- Born: June 20, 1925 Saginaw, Michigan, U.S.
- Died: July 7, 2022 (aged 97) Charlottesville, Virginia, U.S.
- Education: University of Michigan
- Title: Professor of international relations, Federal Executive Institute
- Term: 1968–1988
- Spouse: Mildred Virginia Usak
- Children: 4
- Website: http://donaldnuechterlein.com/

= Donald Nuechterlein =

American diplomat and academic (1925–2022)

Donald Edwin Nuechterlein (June 20, 1925 – July 7, 2022) was an American diplomat and academic who was a professor of international relations at the Federal Executive Institute, Charlottesville, Virginia, from 1968 to 1988.

==Early life==
Nuechterlein was born in Saginaw, Michigan, on June 20, 1925, the son of Edwin William and Laura Anna Nuechterlein. He earned bachelor's master's and PhD degrees from the University of Michigan.

==Career==
He was professor of international relations at the Federal Executive Institute, Charlottesville, Virginia, from 1968 to 1988.

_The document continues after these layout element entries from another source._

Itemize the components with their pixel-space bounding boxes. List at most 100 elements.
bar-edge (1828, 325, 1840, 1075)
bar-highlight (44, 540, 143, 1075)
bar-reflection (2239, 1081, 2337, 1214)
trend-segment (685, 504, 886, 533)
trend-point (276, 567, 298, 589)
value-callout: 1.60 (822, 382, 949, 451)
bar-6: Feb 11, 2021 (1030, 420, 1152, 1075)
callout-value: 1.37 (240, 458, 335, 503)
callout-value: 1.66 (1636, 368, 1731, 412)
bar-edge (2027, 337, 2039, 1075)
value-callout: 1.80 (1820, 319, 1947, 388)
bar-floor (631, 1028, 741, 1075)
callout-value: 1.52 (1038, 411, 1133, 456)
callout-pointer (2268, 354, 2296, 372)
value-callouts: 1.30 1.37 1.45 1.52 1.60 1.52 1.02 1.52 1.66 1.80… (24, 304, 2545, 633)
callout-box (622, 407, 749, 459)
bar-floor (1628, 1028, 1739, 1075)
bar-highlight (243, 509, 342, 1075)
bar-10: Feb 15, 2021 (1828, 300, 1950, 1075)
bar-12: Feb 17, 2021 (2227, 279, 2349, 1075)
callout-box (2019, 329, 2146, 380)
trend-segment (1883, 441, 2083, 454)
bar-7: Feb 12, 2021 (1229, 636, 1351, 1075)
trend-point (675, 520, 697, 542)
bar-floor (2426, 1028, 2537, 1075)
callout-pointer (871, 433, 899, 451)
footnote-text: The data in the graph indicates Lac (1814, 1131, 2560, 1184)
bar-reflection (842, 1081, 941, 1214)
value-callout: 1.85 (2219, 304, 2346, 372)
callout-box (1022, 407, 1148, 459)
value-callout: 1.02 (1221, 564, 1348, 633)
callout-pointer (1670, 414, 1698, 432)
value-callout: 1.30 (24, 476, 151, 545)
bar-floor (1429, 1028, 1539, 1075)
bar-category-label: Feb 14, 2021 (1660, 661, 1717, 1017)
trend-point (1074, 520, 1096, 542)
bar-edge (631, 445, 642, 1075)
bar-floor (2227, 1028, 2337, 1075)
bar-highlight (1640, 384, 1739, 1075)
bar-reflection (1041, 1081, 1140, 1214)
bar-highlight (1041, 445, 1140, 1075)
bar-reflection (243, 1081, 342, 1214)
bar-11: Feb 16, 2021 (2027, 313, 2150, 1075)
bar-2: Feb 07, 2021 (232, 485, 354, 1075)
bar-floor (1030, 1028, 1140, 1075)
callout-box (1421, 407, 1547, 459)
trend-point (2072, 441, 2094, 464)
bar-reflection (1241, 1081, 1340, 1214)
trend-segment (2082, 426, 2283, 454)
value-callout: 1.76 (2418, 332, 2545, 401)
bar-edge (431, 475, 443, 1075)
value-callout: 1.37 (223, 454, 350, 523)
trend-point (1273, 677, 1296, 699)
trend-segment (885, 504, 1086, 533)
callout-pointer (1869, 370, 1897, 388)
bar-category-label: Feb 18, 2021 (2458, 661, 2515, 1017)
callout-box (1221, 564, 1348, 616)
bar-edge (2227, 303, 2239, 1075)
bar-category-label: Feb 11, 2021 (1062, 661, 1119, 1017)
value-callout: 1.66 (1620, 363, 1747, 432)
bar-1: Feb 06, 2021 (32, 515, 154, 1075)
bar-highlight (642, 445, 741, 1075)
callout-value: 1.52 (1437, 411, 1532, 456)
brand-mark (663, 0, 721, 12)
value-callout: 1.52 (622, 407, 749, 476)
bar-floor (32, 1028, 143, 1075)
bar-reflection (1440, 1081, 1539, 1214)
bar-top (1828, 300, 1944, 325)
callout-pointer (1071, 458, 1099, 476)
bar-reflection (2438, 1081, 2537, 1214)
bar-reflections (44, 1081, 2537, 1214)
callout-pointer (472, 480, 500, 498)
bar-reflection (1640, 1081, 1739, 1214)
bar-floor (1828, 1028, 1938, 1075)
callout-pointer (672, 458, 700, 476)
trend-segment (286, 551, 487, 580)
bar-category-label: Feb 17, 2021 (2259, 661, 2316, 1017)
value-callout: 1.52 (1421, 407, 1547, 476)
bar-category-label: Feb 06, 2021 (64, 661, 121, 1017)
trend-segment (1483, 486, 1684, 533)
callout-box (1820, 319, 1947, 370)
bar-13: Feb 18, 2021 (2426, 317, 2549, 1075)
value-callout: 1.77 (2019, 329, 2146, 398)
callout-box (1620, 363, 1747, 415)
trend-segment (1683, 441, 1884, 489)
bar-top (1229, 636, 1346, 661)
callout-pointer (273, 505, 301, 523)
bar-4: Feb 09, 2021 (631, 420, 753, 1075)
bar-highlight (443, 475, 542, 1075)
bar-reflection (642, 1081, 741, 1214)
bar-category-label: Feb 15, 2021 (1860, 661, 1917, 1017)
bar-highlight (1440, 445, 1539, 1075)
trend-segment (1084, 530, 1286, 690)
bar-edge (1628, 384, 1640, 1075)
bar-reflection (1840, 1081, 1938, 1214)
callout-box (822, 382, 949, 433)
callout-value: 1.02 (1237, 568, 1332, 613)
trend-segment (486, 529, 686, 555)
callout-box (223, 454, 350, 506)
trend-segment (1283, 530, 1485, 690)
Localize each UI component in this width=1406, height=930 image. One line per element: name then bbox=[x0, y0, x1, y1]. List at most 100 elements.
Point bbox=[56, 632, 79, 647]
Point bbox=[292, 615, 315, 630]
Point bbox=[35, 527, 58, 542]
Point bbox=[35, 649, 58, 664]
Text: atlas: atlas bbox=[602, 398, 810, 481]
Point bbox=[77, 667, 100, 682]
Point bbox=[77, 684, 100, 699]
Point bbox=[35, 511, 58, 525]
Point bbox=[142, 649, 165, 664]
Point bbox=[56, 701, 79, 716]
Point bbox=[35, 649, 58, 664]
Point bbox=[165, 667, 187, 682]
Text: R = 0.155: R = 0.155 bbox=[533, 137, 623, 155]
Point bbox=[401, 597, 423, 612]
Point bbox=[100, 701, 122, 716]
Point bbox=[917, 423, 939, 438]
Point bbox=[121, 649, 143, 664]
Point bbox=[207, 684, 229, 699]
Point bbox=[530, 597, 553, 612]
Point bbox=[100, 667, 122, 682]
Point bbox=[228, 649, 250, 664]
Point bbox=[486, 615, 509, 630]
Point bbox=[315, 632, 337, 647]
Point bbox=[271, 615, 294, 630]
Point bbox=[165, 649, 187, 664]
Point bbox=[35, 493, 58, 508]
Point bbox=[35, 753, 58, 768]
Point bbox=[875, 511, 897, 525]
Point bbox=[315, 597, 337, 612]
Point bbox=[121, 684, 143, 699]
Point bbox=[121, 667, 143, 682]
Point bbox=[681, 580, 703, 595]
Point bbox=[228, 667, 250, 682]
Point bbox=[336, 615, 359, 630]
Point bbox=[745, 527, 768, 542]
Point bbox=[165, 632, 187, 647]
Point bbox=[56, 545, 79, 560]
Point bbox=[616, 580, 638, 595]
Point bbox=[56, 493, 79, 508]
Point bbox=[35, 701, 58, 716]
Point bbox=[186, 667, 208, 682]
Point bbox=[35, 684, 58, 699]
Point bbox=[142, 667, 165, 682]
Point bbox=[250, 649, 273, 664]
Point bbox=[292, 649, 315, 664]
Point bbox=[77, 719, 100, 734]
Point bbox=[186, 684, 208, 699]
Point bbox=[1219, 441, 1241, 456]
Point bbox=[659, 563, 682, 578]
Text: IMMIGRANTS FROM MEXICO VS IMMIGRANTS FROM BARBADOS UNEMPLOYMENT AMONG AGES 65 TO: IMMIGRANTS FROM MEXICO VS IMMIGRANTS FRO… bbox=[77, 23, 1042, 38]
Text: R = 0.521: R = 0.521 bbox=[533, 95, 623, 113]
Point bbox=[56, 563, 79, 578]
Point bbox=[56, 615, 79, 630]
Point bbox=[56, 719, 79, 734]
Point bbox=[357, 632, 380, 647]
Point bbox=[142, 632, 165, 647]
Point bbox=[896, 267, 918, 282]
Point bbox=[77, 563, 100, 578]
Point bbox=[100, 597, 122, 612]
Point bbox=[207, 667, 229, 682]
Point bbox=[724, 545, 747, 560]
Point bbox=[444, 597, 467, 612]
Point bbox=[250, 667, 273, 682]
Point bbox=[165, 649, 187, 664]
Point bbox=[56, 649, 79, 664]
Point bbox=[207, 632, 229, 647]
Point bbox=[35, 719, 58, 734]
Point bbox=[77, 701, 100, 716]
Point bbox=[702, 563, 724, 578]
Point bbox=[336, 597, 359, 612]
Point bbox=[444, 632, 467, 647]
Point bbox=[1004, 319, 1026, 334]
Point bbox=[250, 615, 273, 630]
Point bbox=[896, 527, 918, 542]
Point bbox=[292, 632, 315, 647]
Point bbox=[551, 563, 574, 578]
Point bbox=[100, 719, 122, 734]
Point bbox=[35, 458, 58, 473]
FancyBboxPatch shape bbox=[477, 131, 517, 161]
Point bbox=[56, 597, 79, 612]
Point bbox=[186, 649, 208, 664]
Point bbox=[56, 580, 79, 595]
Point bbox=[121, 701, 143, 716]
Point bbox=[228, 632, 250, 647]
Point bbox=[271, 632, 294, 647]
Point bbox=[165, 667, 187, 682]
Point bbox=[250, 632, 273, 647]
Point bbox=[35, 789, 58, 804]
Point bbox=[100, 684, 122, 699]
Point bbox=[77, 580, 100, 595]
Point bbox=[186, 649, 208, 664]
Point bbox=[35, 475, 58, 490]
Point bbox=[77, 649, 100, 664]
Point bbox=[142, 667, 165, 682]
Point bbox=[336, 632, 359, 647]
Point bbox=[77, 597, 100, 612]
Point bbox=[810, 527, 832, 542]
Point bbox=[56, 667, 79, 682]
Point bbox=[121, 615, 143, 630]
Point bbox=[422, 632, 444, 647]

He held the following titles with the United States government:

- U.S. Government, assistant reports officer in Berlin, Germany, 1946–47
- U.S. Department of State, Washington, DC, research analyst, 1952–54
- U.S. Embassy in Reykjavik, Iceland, 1954–56
- Desk Officer in Washington, D.C., 1957–60
- Cultural Attache, U.S. Embassy in Bangkok, Thailand, 1960–63
- U.S. Department of Defense, Washington, DC, senior staff officer, 1964–68

He was professor of international relations at the Federal Executive Institute, Charlottesville, Virginia, from 1968 to 1988.

In 1948, he married Mildred Virginia Usak, and they had four children, Jan, Jill, Jeffrey, Jonathan.

He was a fellow of the Rockefeller Foundation.

==Personal life and death==
In 1995, his son, lawyer Jeffrey Donald Nuechterlein, married Abigail Riggs Spangler, daughter of billionaire businessman Clemmie Spangler. He died in Charlottesville, Virginia on July 7, 2022, at the age of 97.